Google hosts a website called Google Trends:
-
https://www.google.com/trends- which allows a visitor to search on a phrase &
- then graphically displays how popular the search phrase has ranked over a specific time period.
For example, the chart below shows the popularity of a search on “Halloween” over the past decade:
- It should be no surprise that interest for a search on “Halloween” spikes around October of every year
- but then promptly disappears after trick-or-treating has concluded.
Google Trends is an indispensable tool to provide evidence that volatility is mostly driven by the news.
- Recently, the dysfunction in our government has led us to yet another discussion
- about the potential for yet another “Government Shutdown” &
- yet another “Debt Ceiling” crisis.
- All we have to do is turn back the clock 2 years
- to revisit the last time we were forced to live through this drama inspired by our fearless leaders in D.C.

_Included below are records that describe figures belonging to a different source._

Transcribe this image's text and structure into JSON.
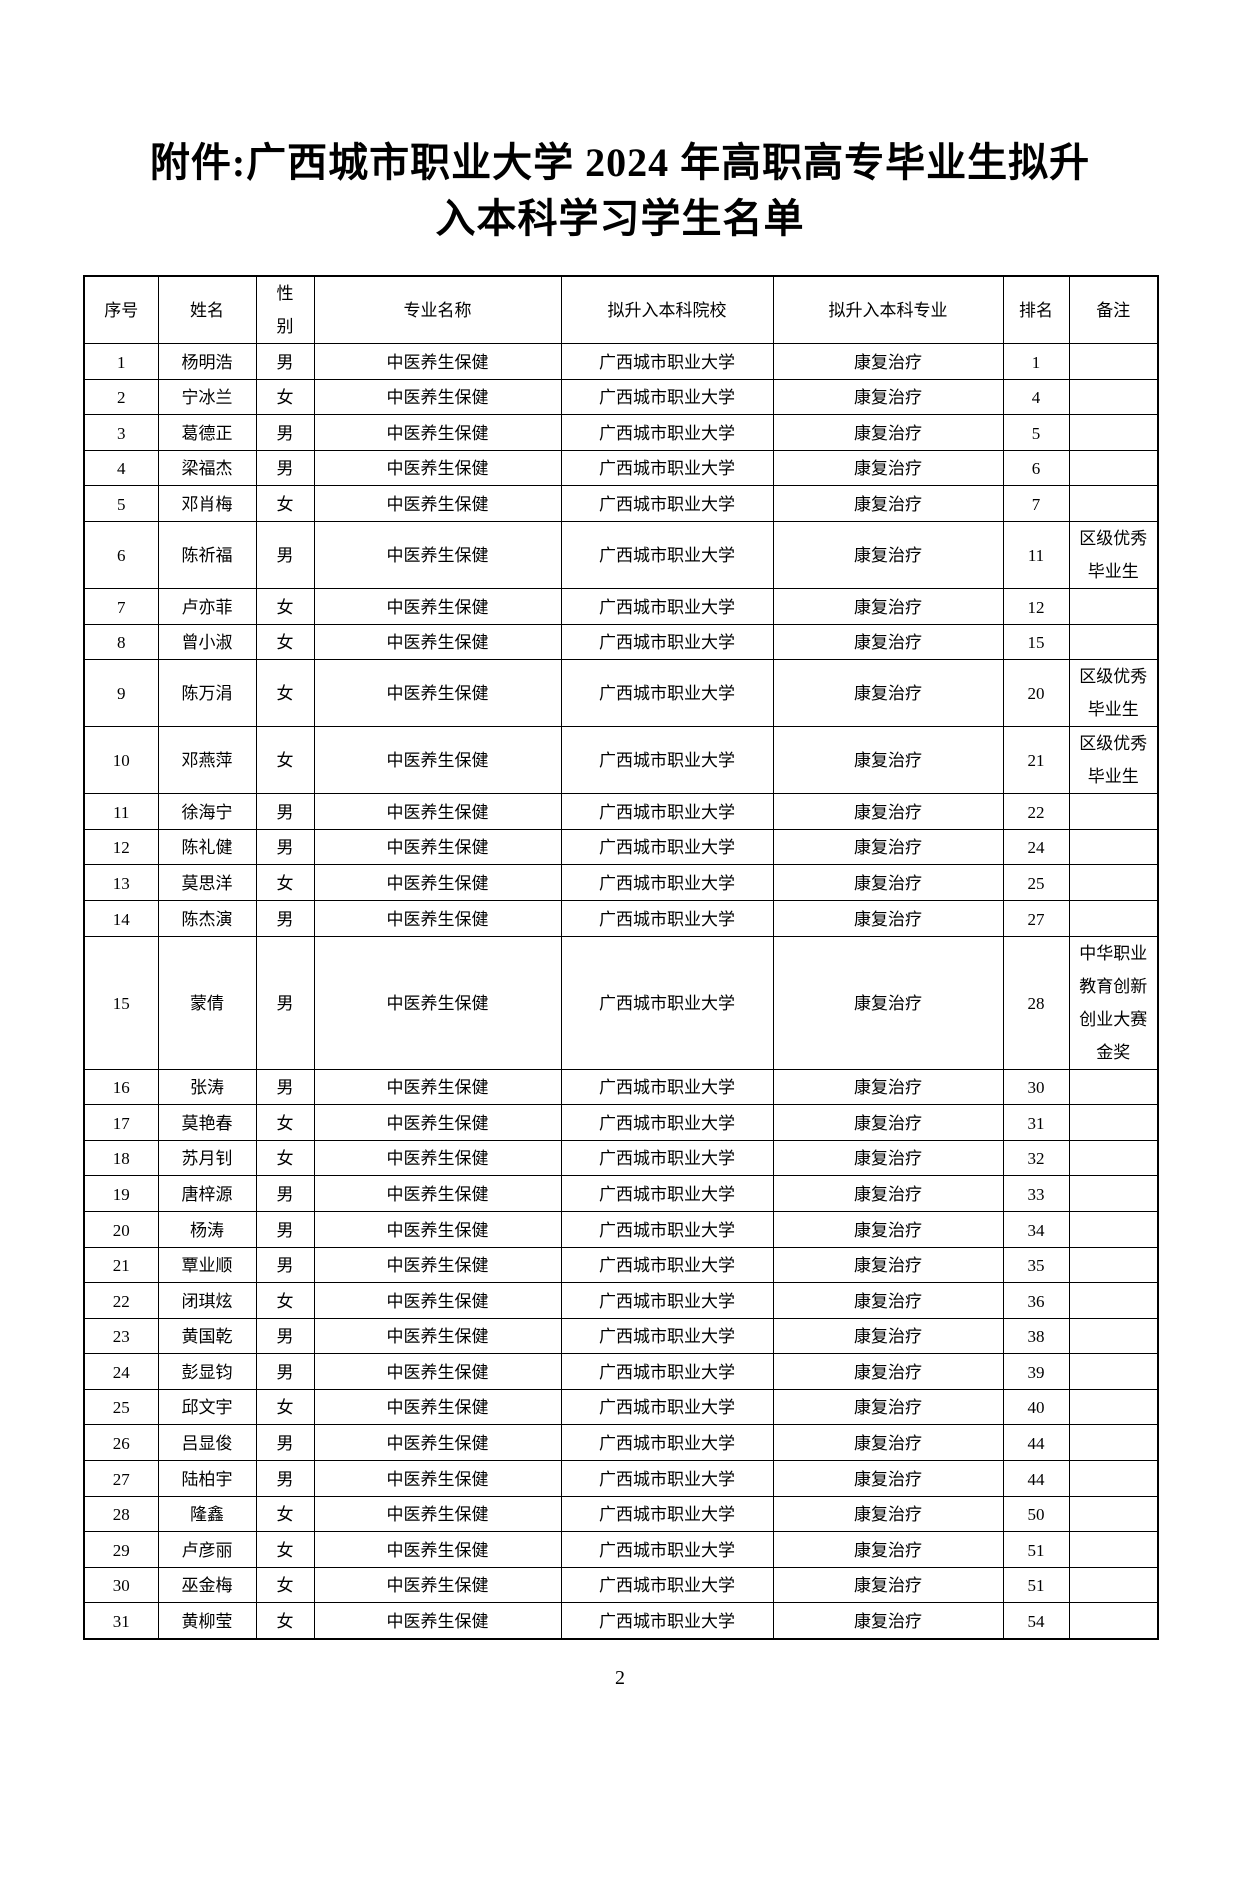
{
  "doc": {
    "title_lines": [
      "附件:广西城市职业大学 2024 年高职高专毕业生拟升",
      "入本科学习学生名单"
    ],
    "page_number": "2"
  },
  "table": {
    "headers": [
      "序号",
      "姓名",
      "性别",
      "专业名称",
      "拟升入本科院校",
      "拟升入本科专业",
      "排名",
      "备注"
    ],
    "rows": [
      {
        "no": "1",
        "name": "杨明浩",
        "gender": "男",
        "major": "中医养生保健",
        "college": "广西城市职业大学",
        "target_major": "康复治疗",
        "rank": "1",
        "remark": ""
      },
      {
        "no": "2",
        "name": "宁冰兰",
        "gender": "女",
        "major": "中医养生保健",
        "college": "广西城市职业大学",
        "target_major": "康复治疗",
        "rank": "4",
        "remark": ""
      },
      {
        "no": "3",
        "name": "葛德正",
        "gender": "男",
        "major": "中医养生保健",
        "college": "广西城市职业大学",
        "target_major": "康复治疗",
        "rank": "5",
        "remark": ""
      },
      {
        "no": "4",
        "name": "梁福杰",
        "gender": "男",
        "major": "中医养生保健",
        "college": "广西城市职业大学",
        "target_major": "康复治疗",
        "rank": "6",
        "remark": ""
      },
      {
        "no": "5",
        "name": "邓肖梅",
        "gender": "女",
        "major": "中医养生保健",
        "college": "广西城市职业大学",
        "target_major": "康复治疗",
        "rank": "7",
        "remark": ""
      },
      {
        "no": "6",
        "name": "陈祈福",
        "gender": "男",
        "major": "中医养生保健",
        "college": "广西城市职业大学",
        "target_major": "康复治疗",
        "rank": "11",
        "remark": "区级优秀毕业生"
      },
      {
        "no": "7",
        "name": "卢亦菲",
        "gender": "女",
        "major": "中医养生保健",
        "college": "广西城市职业大学",
        "target_major": "康复治疗",
        "rank": "12",
        "remark": ""
      },
      {
        "no": "8",
        "name": "曾小淑",
        "gender": "女",
        "major": "中医养生保健",
        "college": "广西城市职业大学",
        "target_major": "康复治疗",
        "rank": "15",
        "remark": ""
      },
      {
        "no": "9",
        "name": "陈万涓",
        "gender": "女",
        "major": "中医养生保健",
        "college": "广西城市职业大学",
        "target_major": "康复治疗",
        "rank": "20",
        "remark": "区级优秀毕业生"
      },
      {
        "no": "10",
        "name": "邓燕萍",
        "gender": "女",
        "major": "中医养生保健",
        "college": "广西城市职业大学",
        "target_major": "康复治疗",
        "rank": "21",
        "remark": "区级优秀毕业生"
      },
      {
        "no": "11",
        "name": "徐海宁",
        "gender": "男",
        "major": "中医养生保健",
        "college": "广西城市职业大学",
        "target_major": "康复治疗",
        "rank": "22",
        "remark": ""
      },
      {
        "no": "12",
        "name": "陈礼健",
        "gender": "男",
        "major": "中医养生保健",
        "college": "广西城市职业大学",
        "target_major": "康复治疗",
        "rank": "24",
        "remark": ""
      },
      {
        "no": "13",
        "name": "莫思洋",
        "gender": "女",
        "major": "中医养生保健",
        "college": "广西城市职业大学",
        "target_major": "康复治疗",
        "rank": "25",
        "remark": ""
      },
      {
        "no": "14",
        "name": "陈杰演",
        "gender": "男",
        "major": "中医养生保健",
        "college": "广西城市职业大学",
        "target_major": "康复治疗",
        "rank": "27",
        "remark": ""
      },
      {
        "no": "15",
        "name": "蒙倩",
        "gender": "男",
        "major": "中医养生保健",
        "college": "广西城市职业大学",
        "target_major": "康复治疗",
        "rank": "28",
        "remark": "中华职业教育创新创业大赛金奖"
      },
      {
        "no": "16",
        "name": "张涛",
        "gender": "男",
        "major": "中医养生保健",
        "college": "广西城市职业大学",
        "target_major": "康复治疗",
        "rank": "30",
        "remark": ""
      },
      {
        "no": "17",
        "name": "莫艳春",
        "gender": "女",
        "major": "中医养生保健",
        "college": "广西城市职业大学",
        "target_major": "康复治疗",
        "rank": "31",
        "remark": ""
      },
      {
        "no": "18",
        "name": "苏月钊",
        "gender": "女",
        "major": "中医养生保健",
        "college": "广西城市职业大学",
        "target_major": "康复治疗",
        "rank": "32",
        "remark": ""
      },
      {
        "no": "19",
        "name": "唐梓源",
        "gender": "男",
        "major": "中医养生保健",
        "college": "广西城市职业大学",
        "target_major": "康复治疗",
        "rank": "33",
        "remark": ""
      },
      {
        "no": "20",
        "name": "杨涛",
        "gender": "男",
        "major": "中医养生保健",
        "college": "广西城市职业大学",
        "target_major": "康复治疗",
        "rank": "34",
        "remark": ""
      },
      {
        "no": "21",
        "name": "覃业顺",
        "gender": "男",
        "major": "中医养生保健",
        "college": "广西城市职业大学",
        "target_major": "康复治疗",
        "rank": "35",
        "remark": ""
      },
      {
        "no": "22",
        "name": "闭琪炫",
        "gender": "女",
        "major": "中医养生保健",
        "college": "广西城市职业大学",
        "target_major": "康复治疗",
        "rank": "36",
        "remark": ""
      },
      {
        "no": "23",
        "name": "黄国乾",
        "gender": "男",
        "major": "中医养生保健",
        "college": "广西城市职业大学",
        "target_major": "康复治疗",
        "rank": "38",
        "remark": ""
      },
      {
        "no": "24",
        "name": "彭显钧",
        "gender": "男",
        "major": "中医养生保健",
        "college": "广西城市职业大学",
        "target_major": "康复治疗",
        "rank": "39",
        "remark": ""
      },
      {
        "no": "25",
        "name": "邱文宇",
        "gender": "女",
        "major": "中医养生保健",
        "college": "广西城市职业大学",
        "target_major": "康复治疗",
        "rank": "40",
        "remark": ""
      },
      {
        "no": "26",
        "name": "吕显俊",
        "gender": "男",
        "major": "中医养生保健",
        "college": "广西城市职业大学",
        "target_major": "康复治疗",
        "rank": "44",
        "remark": ""
      },
      {
        "no": "27",
        "name": "陆柏宇",
        "gender": "男",
        "major": "中医养生保健",
        "college": "广西城市职业大学",
        "target_major": "康复治疗",
        "rank": "44",
        "remark": ""
      },
      {
        "no": "28",
        "name": "隆鑫",
        "gender": "女",
        "major": "中医养生保健",
        "college": "广西城市职业大学",
        "target_major": "康复治疗",
        "rank": "50",
        "remark": ""
      },
      {
        "no": "29",
        "name": "卢彦丽",
        "gender": "女",
        "major": "中医养生保健",
        "college": "广西城市职业大学",
        "target_major": "康复治疗",
        "rank": "51",
        "remark": ""
      },
      {
        "no": "30",
        "name": "巫金梅",
        "gender": "女",
        "major": "中医养生保健",
        "college": "广西城市职业大学",
        "target_major": "康复治疗",
        "rank": "51",
        "remark": ""
      },
      {
        "no": "31",
        "name": "黄柳莹",
        "gender": "女",
        "major": "中医养生保健",
        "college": "广西城市职业大学",
        "target_major": "康复治疗",
        "rank": "54",
        "remark": ""
      }
    ]
  }
}
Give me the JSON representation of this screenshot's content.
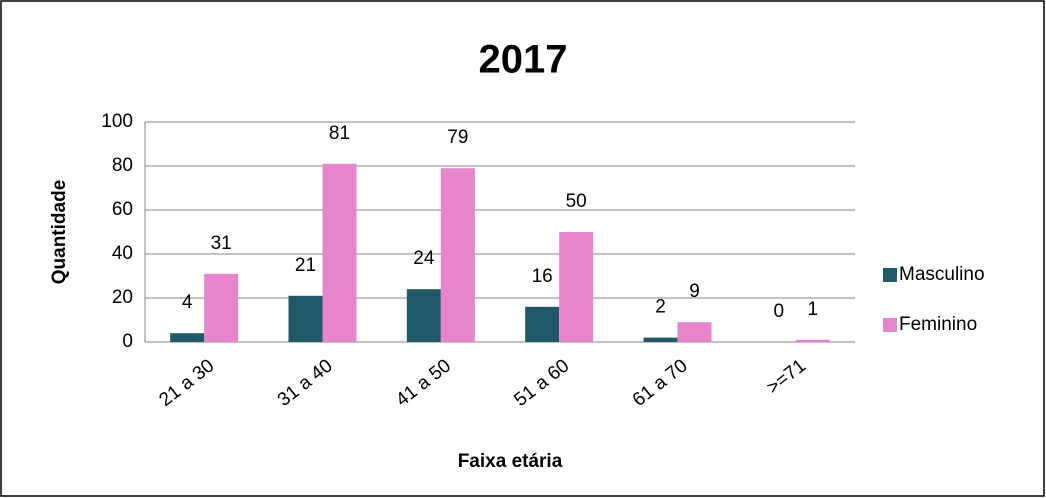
{
  "chart_data": {
    "type": "bar",
    "title": "2017",
    "x_label": "Faixa etária",
    "y_label": "Quantidade",
    "categories": [
      "21 a 30",
      "31 a 40",
      "41 a 50",
      "51 a 60",
      "61 a 70",
      ">=71"
    ],
    "series": [
      {
        "name": "Masculino",
        "color": "#215968",
        "values": [
          4,
          21,
          24,
          16,
          2,
          0
        ]
      },
      {
        "name": "Feminino",
        "color": "#e585cc",
        "values": [
          31,
          81,
          79,
          50,
          9,
          1
        ]
      }
    ],
    "ylim": [
      0,
      100
    ],
    "yticks": [
      0,
      20,
      40,
      60,
      80,
      100
    ],
    "grid": true,
    "legend": "right"
  }
}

- Google Trends can show us the precise impact this panic had on equity markets in the graphic below
I ran a Google Trends analysis on the phrase “Government Shutdown”
- from mid-2013 through mid-2014 &
- then I compared this chart to the short-term performance of:
--- the S&P 500 (green line indicating large cap stocks),
--- the Russell 2000 (blue line indicating small cap stocks), and
--- the NASDAQ (red line indicating a mix of growth stocks).
- As the chart indicates, nearly all stocks in U.S. equity indices were impacted by the fear and panic inspired by the notion of a government shutdown.
3 observations are worth noting:
1. Stocks fell around 3% at the start of October. How is it possible that companies like Apple, Verizon, and Facebook could have their long-term earnings potential impacted by 3% in a matter of days over a government shutdown and/or debt ceiling breach? Here’s a hint: It’s not possible.
2. Once the panic subsided as Congress worked out a deal, the indices quickly recovered (right around the time when the interest of the government shutdown disappeared on Google) and continued to rise higher as investors shifted focus back on earnings and economic growth.
3. Those who sold into the panic locked in a loss. Yet again, panic selling did nothing here but hurt those investors who got caught up in the emotional component of equity markets.